Due to alternative splicing, a gene may be transcribed into several different mRNA transcripts (called isoforms) in eukaryotic species. How to detect isoforms on a genomic scale and measure their abundance levels in a cell is a central problem in transcriptomics and has broad applications in biology and medicine. Traditional experimental methods for this purpose are time consuming and cost ineffective.

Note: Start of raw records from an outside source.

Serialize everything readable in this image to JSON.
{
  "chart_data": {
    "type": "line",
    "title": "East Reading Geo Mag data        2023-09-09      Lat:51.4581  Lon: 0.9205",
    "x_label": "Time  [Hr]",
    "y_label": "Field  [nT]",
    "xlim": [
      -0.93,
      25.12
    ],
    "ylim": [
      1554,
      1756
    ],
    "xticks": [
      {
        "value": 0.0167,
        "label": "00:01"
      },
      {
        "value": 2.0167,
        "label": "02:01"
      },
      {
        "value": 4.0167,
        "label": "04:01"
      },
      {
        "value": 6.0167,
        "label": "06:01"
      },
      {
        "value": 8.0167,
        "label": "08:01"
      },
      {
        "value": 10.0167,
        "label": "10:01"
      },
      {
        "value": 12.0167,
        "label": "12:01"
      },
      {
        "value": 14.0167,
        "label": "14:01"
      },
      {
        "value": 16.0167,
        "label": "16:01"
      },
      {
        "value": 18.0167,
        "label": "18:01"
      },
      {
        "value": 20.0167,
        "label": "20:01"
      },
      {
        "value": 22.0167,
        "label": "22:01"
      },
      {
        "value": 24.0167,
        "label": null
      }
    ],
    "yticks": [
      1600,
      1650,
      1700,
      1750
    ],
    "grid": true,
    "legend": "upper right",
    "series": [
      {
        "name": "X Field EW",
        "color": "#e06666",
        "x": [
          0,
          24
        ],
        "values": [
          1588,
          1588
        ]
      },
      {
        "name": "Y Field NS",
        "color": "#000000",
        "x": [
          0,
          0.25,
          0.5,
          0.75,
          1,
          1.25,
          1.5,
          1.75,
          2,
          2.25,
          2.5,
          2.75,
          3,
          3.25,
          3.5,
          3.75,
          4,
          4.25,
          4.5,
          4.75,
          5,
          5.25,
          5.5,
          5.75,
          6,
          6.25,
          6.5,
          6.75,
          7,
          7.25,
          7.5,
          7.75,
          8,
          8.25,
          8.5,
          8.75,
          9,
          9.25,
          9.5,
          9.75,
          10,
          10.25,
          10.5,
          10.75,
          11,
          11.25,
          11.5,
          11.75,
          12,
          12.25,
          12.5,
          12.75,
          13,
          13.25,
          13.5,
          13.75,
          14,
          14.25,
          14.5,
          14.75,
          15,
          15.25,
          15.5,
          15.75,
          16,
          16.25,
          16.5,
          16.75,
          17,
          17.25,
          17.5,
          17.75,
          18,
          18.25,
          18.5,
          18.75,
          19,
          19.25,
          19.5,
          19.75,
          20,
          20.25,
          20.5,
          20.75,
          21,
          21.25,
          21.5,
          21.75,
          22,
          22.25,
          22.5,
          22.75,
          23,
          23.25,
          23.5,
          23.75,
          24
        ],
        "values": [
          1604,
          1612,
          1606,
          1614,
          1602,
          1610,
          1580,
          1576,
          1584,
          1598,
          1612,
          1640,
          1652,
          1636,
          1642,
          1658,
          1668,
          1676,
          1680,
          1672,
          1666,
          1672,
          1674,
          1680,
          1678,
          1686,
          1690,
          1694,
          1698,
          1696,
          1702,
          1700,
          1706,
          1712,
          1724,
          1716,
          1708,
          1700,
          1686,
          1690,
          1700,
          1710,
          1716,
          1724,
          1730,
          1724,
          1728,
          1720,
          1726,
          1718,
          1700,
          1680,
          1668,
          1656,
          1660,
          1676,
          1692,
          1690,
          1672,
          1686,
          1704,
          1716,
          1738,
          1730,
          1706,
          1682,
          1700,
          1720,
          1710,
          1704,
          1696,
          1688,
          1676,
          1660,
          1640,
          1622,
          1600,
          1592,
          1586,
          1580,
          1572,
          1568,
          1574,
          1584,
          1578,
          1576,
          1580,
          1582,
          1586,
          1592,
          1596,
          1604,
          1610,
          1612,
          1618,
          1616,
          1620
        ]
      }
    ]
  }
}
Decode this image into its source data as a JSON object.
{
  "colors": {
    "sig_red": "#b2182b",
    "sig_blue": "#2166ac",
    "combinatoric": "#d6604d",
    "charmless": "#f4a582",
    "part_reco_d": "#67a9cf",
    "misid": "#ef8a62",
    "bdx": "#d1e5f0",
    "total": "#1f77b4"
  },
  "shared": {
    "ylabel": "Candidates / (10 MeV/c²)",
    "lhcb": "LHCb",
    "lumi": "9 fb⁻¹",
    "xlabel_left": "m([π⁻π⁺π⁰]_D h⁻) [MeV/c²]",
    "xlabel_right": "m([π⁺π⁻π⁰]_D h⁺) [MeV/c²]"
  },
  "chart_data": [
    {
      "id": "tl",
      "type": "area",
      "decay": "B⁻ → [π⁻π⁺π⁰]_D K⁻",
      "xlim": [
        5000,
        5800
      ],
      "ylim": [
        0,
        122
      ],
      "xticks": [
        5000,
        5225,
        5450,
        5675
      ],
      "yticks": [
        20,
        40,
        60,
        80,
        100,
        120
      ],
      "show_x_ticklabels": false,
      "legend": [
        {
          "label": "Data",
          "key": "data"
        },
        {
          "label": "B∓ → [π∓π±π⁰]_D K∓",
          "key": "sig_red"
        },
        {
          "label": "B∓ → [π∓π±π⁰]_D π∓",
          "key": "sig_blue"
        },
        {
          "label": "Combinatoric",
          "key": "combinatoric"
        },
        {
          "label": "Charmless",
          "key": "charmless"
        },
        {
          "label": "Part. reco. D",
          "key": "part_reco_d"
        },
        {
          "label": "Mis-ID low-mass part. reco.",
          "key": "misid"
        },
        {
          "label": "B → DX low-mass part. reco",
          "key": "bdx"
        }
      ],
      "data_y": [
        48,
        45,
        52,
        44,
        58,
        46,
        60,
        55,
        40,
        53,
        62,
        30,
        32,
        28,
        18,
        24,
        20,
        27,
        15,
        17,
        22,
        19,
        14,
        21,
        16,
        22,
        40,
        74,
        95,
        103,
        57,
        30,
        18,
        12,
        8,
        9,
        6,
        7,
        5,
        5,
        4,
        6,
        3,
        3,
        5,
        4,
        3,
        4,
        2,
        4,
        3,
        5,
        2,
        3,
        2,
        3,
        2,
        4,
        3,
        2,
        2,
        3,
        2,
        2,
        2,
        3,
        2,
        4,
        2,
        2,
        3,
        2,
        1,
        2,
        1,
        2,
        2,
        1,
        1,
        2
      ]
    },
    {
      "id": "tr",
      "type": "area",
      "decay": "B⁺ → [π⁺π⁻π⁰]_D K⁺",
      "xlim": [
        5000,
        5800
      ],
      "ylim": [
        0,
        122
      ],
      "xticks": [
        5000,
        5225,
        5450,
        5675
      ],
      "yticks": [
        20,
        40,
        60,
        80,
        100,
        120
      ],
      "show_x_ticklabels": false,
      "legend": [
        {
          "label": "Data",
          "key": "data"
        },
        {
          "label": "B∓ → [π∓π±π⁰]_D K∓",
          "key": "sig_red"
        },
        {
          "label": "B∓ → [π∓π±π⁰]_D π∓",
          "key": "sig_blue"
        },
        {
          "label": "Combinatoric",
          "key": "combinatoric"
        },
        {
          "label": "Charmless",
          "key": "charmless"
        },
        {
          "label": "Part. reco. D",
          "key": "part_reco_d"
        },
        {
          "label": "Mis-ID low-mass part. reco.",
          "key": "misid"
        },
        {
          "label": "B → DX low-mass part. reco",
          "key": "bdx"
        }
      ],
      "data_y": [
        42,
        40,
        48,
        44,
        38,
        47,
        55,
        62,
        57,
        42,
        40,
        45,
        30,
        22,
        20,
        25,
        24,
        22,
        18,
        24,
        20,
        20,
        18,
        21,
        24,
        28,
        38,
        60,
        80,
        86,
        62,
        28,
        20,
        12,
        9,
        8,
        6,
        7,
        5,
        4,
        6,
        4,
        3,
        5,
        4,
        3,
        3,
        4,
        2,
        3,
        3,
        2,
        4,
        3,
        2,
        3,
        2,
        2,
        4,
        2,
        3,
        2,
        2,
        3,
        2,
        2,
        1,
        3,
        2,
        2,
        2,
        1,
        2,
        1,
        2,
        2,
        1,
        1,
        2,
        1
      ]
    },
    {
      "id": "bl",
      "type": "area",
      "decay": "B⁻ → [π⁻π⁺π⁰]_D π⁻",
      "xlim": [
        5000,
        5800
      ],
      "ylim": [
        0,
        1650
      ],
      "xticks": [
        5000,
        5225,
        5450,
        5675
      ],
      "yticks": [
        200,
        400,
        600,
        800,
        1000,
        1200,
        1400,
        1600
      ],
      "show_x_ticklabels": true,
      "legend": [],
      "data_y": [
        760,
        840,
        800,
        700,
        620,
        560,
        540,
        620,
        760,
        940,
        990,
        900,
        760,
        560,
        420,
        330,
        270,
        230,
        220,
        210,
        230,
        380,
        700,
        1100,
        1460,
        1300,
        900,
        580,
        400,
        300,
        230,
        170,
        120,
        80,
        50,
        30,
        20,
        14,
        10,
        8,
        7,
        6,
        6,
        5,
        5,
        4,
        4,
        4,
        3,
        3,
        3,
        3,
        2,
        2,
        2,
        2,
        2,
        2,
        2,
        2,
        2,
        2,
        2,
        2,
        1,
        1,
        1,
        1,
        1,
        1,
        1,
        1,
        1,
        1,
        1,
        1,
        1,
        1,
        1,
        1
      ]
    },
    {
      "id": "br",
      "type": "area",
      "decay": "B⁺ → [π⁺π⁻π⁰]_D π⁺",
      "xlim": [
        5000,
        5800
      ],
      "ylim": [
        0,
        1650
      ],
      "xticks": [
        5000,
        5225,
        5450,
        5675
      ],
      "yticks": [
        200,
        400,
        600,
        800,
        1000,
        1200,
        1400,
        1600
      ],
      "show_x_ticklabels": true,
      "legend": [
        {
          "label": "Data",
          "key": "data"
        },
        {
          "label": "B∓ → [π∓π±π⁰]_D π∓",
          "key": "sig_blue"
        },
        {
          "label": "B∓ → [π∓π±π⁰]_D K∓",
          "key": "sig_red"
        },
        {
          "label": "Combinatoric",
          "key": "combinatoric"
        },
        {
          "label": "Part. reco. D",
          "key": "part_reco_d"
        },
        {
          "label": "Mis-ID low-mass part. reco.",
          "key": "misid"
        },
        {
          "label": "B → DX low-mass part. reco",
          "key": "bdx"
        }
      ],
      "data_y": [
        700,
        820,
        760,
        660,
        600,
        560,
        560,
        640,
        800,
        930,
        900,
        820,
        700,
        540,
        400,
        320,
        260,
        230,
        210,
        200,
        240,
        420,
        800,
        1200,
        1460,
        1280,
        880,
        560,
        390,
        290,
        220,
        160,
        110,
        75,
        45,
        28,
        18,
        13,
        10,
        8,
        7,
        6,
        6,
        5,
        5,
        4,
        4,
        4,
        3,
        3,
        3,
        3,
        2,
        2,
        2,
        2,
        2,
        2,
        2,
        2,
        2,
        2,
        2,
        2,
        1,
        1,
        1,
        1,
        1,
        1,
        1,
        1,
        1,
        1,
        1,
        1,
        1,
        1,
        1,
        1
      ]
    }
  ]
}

Although deep sequencing technologies such as RNA-Seq provide a possible effective method to address this problem, the inference of isoforms from tens of millions of short sequence reads produced by RNA-Seq has remained
computationally challenging. In this talk, I will first describe the algorithmic framework of a method based on mathematical programming, called IsoInfer, for inferring isoforms from RNA-Seq data. The design of IsoInfer exhibits an interesting combination of combinatorial optimization
techniques (e.g., convex quadratic programming) and statistical concepts (e.g., maximum likelihood estimation). Next, I will introduce our recent improvement of IsoInfer, called IsoLasso. The new method incorporates the well-known LASSO regression technique into the quadratic program of IsoInfer and is likely to deliver isoform solutions with both good accuracy and sparsity. Our extensive experiments on both simulated and real RNA-Seq data demonstrate that this addition could help IsoLasso to filter out lowly expressed isoforms (which are often noisy) and achieve higher sensitivity and precision simultaneously than the other state-of-the-art transcriptome assembly tools.
This is joint work with Jianxing Feng (Tsinghua/Tongji U) and Wei Li (UCR).